2. The exception is for fornication in putting away is Fraud because fornication (porneuo) describes illicit sexual acts. Deuteronomy 22 describes how a case of fraud is mediated where a woman claims to be a virgin. Since she was not a virgin and there is no proof of non-fraud which is the blood on the sheets, she is not actually legally married to him.
This is what the exception clause describes which makes sense. Since she married by fraud then she is not legally married to the man…. THUS he can put her away and if she marries another it’s not adultery.
3. The disciples reaction of dismay is due to the fact that Jesus did not give any exceptions for divorce given the statement above. Hence. what He said about “What God has put together let no man separate” was His final word on divorce which is very hard to take. No one likes no recourse.
Hence, the Catholic Church is right that marriage is supposed to be forever with no exceptions which is a very difficult word which the disciples rightly understood.
It all ties together nicely with the passages from Malachi, Isaiah, Jeremiah, and the lack of so-called “divorce” exception clauses in Mark 10 and Luke 16. It also unifies what the Lord says through Paul in 1 Corinthians 7. Putting away is not divorce and if you treat it as divorce then Matthew 19 does not agree with Mark and Luke nor Malachi.
Alright, I’m done. If you don’t believe me then read the research article on this:
http://www.academia.edu/3622738/What_Jesus_Really_Said_Putting_Away_the_Mistranslations_about_Divorce
1. “False. The specific phrasing is:….. Putting away is not divorce.”
But in the verse that immediately precedes the one you quoted, Jesus summarizes the Mosaic teaching as “putting away.”
2. The “exception” is for an invalid marriage. It could be false vows indicated by fornication. It could be prohibited marriage between close relatives e.g. 1 Cor 5, Acts 15:29.
3. There wouldn’t be a reaction of dismay and the talk about celibacy if one could just repent of the onetime sin of divorce. The reason why it’s a hard saying is because of the implication that you’re bonded for life.
Matthew harmonizes with Luke and Mark if you realize that Jesus was speaking of marital invalidity. Also, Matthew was the Gospel written for Jews – in the Sermon on the Mount the exception is also given. Matthew seems to include this for his audience.
“Putting away is not divorce. Thus, if you put away a wife [without a certificate of divorce] then she’s still married to you and you to her. Thus, the next man who marries her commits adultery because she is still married to you.”

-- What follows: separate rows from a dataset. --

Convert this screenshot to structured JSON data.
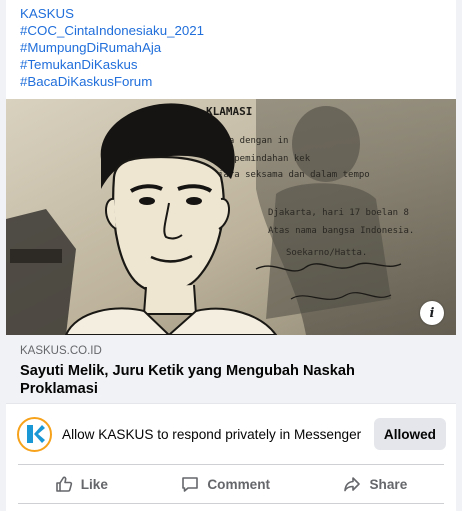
{
  "post": {
    "hashtags": [
      "KASKUS",
      "#COC_CintaIndonesiaku_2021",
      "#MumpungDiRumahAja",
      "#TemukanDiKaskus",
      "#BacaDiKaskusForum"
    ],
    "link": {
      "domain": "KASKUS.CO.ID",
      "title_line1": "Sayuti Melik, Juru Ketik yang Mengubah Naskah",
      "title_line2": "Proklamasi",
      "image_icon": "portrait-illustration",
      "info_icon": "info-icon",
      "image_text": {
        "heading": "KLAMASI",
        "lines": [
          "ata dengan in",
          "ai pemindahan kek",
          "jara seksama dan dalam tempo",
          "Djakarta, hari 17 boelan 8",
          "Atas nama bangsa Indonesia.",
          "Soekarno/Hatta."
        ]
      }
    },
    "messenger": {
      "text": "Allow KASKUS to respond privately in Messenger",
      "button": "Allowed",
      "avatar_icon": "kaskus-logo-icon"
    },
    "actions": [
      {
        "label": "Like",
        "icon": "thumbs-up-icon"
      },
      {
        "label": "Comment",
        "icon": "comment-icon"
      },
      {
        "label": "Share",
        "icon": "share-icon"
      }
    ]
  },
  "colors": {
    "link_blue": "#216fdb",
    "kaskus_orange": "#f7a21b",
    "kaskus_blue": "#1998d5",
    "muted_text": "#65676b"
  }
}
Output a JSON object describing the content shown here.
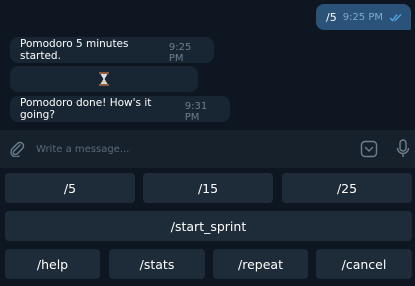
{
  "messages": {
    "outgoing": {
      "text": "/5",
      "time": "9:25 PM"
    },
    "incoming": [
      {
        "text": "Pomodoro 5 minutes started.",
        "time": "9:25 PM"
      },
      {
        "emoji": "hourglass"
      },
      {
        "text": "Pomodoro done! How's it going?",
        "time": "9:31 PM"
      }
    ]
  },
  "composer": {
    "placeholder": "Write a message..."
  },
  "keyboard": {
    "row1": [
      "/5",
      "/15",
      "/25"
    ],
    "row2": [
      "/start_sprint"
    ],
    "row3": [
      "/help",
      "/stats",
      "/repeat",
      "/cancel"
    ]
  },
  "colors": {
    "background": "#0e1621",
    "outgoing_bubble": "#2b5278",
    "incoming_bubble": "#182533",
    "keyboard_button": "#1e2c3a",
    "read_check": "#4fa3e0"
  },
  "icons": [
    "attach-icon",
    "emoji-icon",
    "microphone-icon",
    "double-check-icon",
    "hourglass-icon"
  ]
}
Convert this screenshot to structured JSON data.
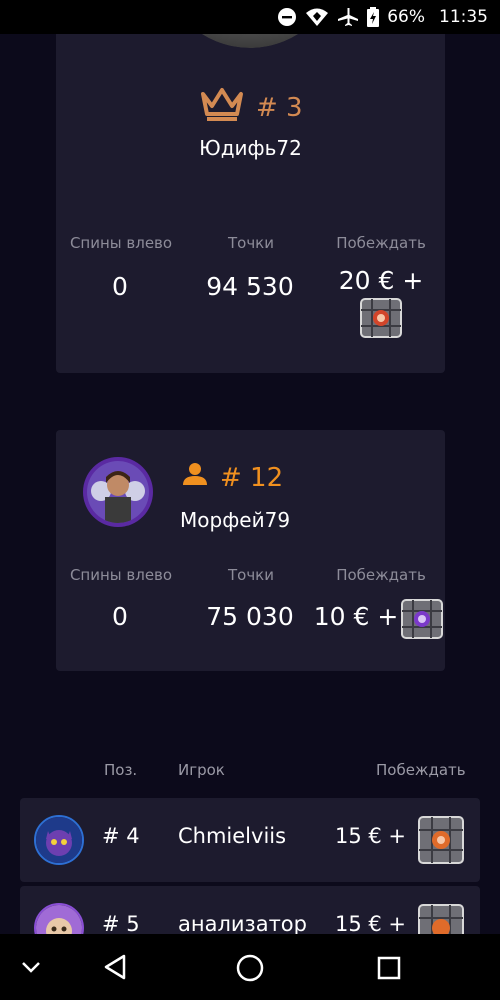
{
  "status_bar": {
    "battery": "66%",
    "time": "11:35"
  },
  "stats_labels": {
    "spins_left": "Спины влево",
    "points": "Точки",
    "win": "Побеждать"
  },
  "top_card": {
    "rank": "# 3",
    "name": "Юдифь72",
    "spins_left": "0",
    "points": "94 530",
    "win": "20 € +"
  },
  "my_card": {
    "rank": "# 12",
    "name": "Морфей79",
    "spins_left": "0",
    "points": "75 030",
    "win": "10 € +"
  },
  "list": {
    "headers": {
      "pos": "Поз.",
      "player": "Игрок",
      "win": "Побеждать"
    },
    "rows": [
      {
        "pos": "# 4",
        "name": "Chmielviis",
        "win": "15 € +"
      },
      {
        "pos": "# 5",
        "name": "анализатор",
        "win": "15 € +"
      }
    ]
  },
  "colors": {
    "accent_bronze": "#d38a52",
    "accent_orange": "#f0901f",
    "card_bg": "#1d1b2e",
    "page_bg": "#0c0a1b"
  }
}
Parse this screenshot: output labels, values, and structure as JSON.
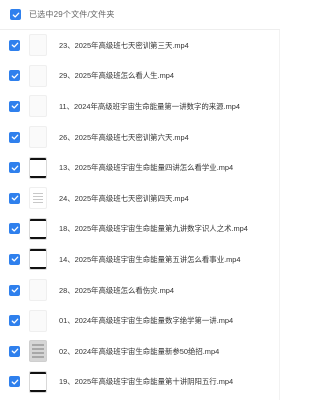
{
  "header": {
    "selection_label": "已选中29个文件/文件夹"
  },
  "colors": {
    "checkbox": "#2f80ed",
    "text": "#333333",
    "header_text": "#666666"
  },
  "files": [
    {
      "name": "23、2025年高级班七天密训第三天.mp4",
      "thumb": "blank"
    },
    {
      "name": "29、2025年高级班怎么看人生.mp4",
      "thumb": "blank"
    },
    {
      "name": "11、2024年高级班宇宙生命能量第一讲数字的来源.mp4",
      "thumb": "blank"
    },
    {
      "name": "26、2025年高级班七天密训第六天.mp4",
      "thumb": "blank"
    },
    {
      "name": "13、2025年高级班宇宙生命能量四讲怎么看学业.mp4",
      "thumb": "dark"
    },
    {
      "name": "24、2025年高级班七天密训第四天.mp4",
      "thumb": "doc"
    },
    {
      "name": "18、2025年高级班宇宙生命能量第九讲数字识人之术.mp4",
      "thumb": "dark"
    },
    {
      "name": "14、2025年高级班宇宙生命能量第五讲怎么看事业.mp4",
      "thumb": "dark"
    },
    {
      "name": "28、2025年高级班怎么看伤灾.mp4",
      "thumb": "blank"
    },
    {
      "name": "01、2024年高级班宇宙生命能量数字绝学第一讲.mp4",
      "thumb": "blank"
    },
    {
      "name": "02、2024年高级班宇宙生命能量新参50绝招.mp4",
      "thumb": "gray"
    },
    {
      "name": "19、2025年高级班宇宙生命能量第十讲阴阳五行.mp4",
      "thumb": "dark"
    }
  ]
}
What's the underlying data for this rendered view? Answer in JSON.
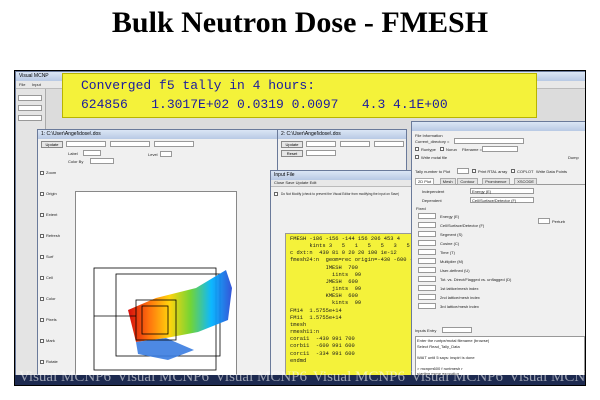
{
  "slide": {
    "title": "Bulk Neutron Dose - FMESH"
  },
  "callout": {
    "line1": "Converged f5 tally in 4 hours:",
    "line2": "624856   1.3017E+02 0.0319 0.0097   4.3 4.1E+00"
  },
  "main_window": {
    "title": "Visual MCNP",
    "menu_file": "File",
    "menu_input": "Input"
  },
  "plot_window": {
    "title": "1: C:\\User\\Angel\\dose\\.dos",
    "update_btn": "Update",
    "label_field": "Label",
    "color_by": "Color By",
    "level": "Level",
    "sidebar": [
      "Zoom",
      "Origin",
      "Extent",
      "Refresh",
      "Surf",
      "Cell",
      "Color",
      "Pixels",
      "Mark",
      "Rotate"
    ]
  },
  "plot2_window": {
    "title": "2: C:\\User\\Angel\\dose\\.dos",
    "update_btn": "Update",
    "reset_btn": "Reset"
  },
  "input_window": {
    "title": "Input File",
    "menu": "Close    Save    Update    Edit",
    "warning": "Do Not Modify (check to prevent the Visual Editor from modifying the input on Save)",
    "lines": [
      "FMESH -186 -156 -144 156 206 453 4",
      "      kints 3   5   1   5   5   3   5",
      "c dxt:n  430 81 0 20 20 100 1e-12",
      "fmesh24:n  geom=rec origin=-430 -600 -334",
      "           IMESH  700",
      "             iints  99",
      "           JMESH  600",
      "             jints  99",
      "           KMESH  600",
      "             kints  99",
      "FM14  1.5755e+14",
      "FM11  1.5755e+14",
      "tmesh",
      "rmesh11:n",
      "cora11  -430 991 700",
      "corb11  -600 991 600",
      "corc11  -334 991 600",
      "endmd"
    ]
  },
  "tally_window": {
    "header": "File Information",
    "current_dir": "Current_directory =",
    "runtype": "Runtype",
    "norun": "Norun",
    "filename": "Filename =",
    "write_mctal": "Write mctal file",
    "dump": "Dump",
    "tally_number": "Tally number to Plot",
    "print_rtal": "Print RTAL array",
    "coplot": "COPLOT",
    "write_data": "Write Data Points",
    "tabs": [
      "2D Plot",
      "Mesh",
      "Contour",
      "Prominence",
      "XSCODE"
    ],
    "independent_label": "Independent",
    "independent_value": "Energy (E)",
    "dependent_label": "Dependent",
    "dependent_value": "Cell/Surface/Detector (F)",
    "fixed_label": "Fixed",
    "perturb": "Perturb",
    "fixed_items": [
      "Energy (E)",
      "Cell/Surface/Detector (F)",
      "Segment (S)",
      "Cosine (C)",
      "Time (T)",
      "Multiplier (M)",
      "User-defined (U)",
      "Tot. vs. Direct/Flagged vs. unflagged (D)",
      "1st lattice/mesh index",
      "2nd lattice/mesh index",
      "3rd lattice/mesh index"
    ],
    "status_header": "Inputs Entry",
    "status_lines": [
      "Enter the runtpe/mctal filename (browse)",
      "Select Read_Tally_Data",
      "",
      "WAIT until 5 says: inspiri is done",
      "",
      "> mcnpm600 f runtmesh r",
      "  starting mcnp execution",
      "  inspiri is done"
    ]
  },
  "watermark": {
    "text": "Visual MCNP6"
  },
  "colors": {
    "callout_bg": "#f4f23a",
    "callout_text": "#1a1aa0",
    "desktop": "#2a3a6a"
  }
}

Again, by your own statements, Jesus forbids “putting away,” while Moses allowed it. If, as you say, “putting away” and “a writ of divorce” were both required for divorce, then Jesus, in forbidding “putting away,” an essential element of divorce, made divorce illegitimate. If a divorce isn’t legitimate, the marriage still exists. If the marriage still exists, it is adultery to attempt to marry again.
And every sexual act in the fake marriage constitutes an act of adultery.
He’s attempting to make a distinction that wasn’t part of Jesus’ ministry.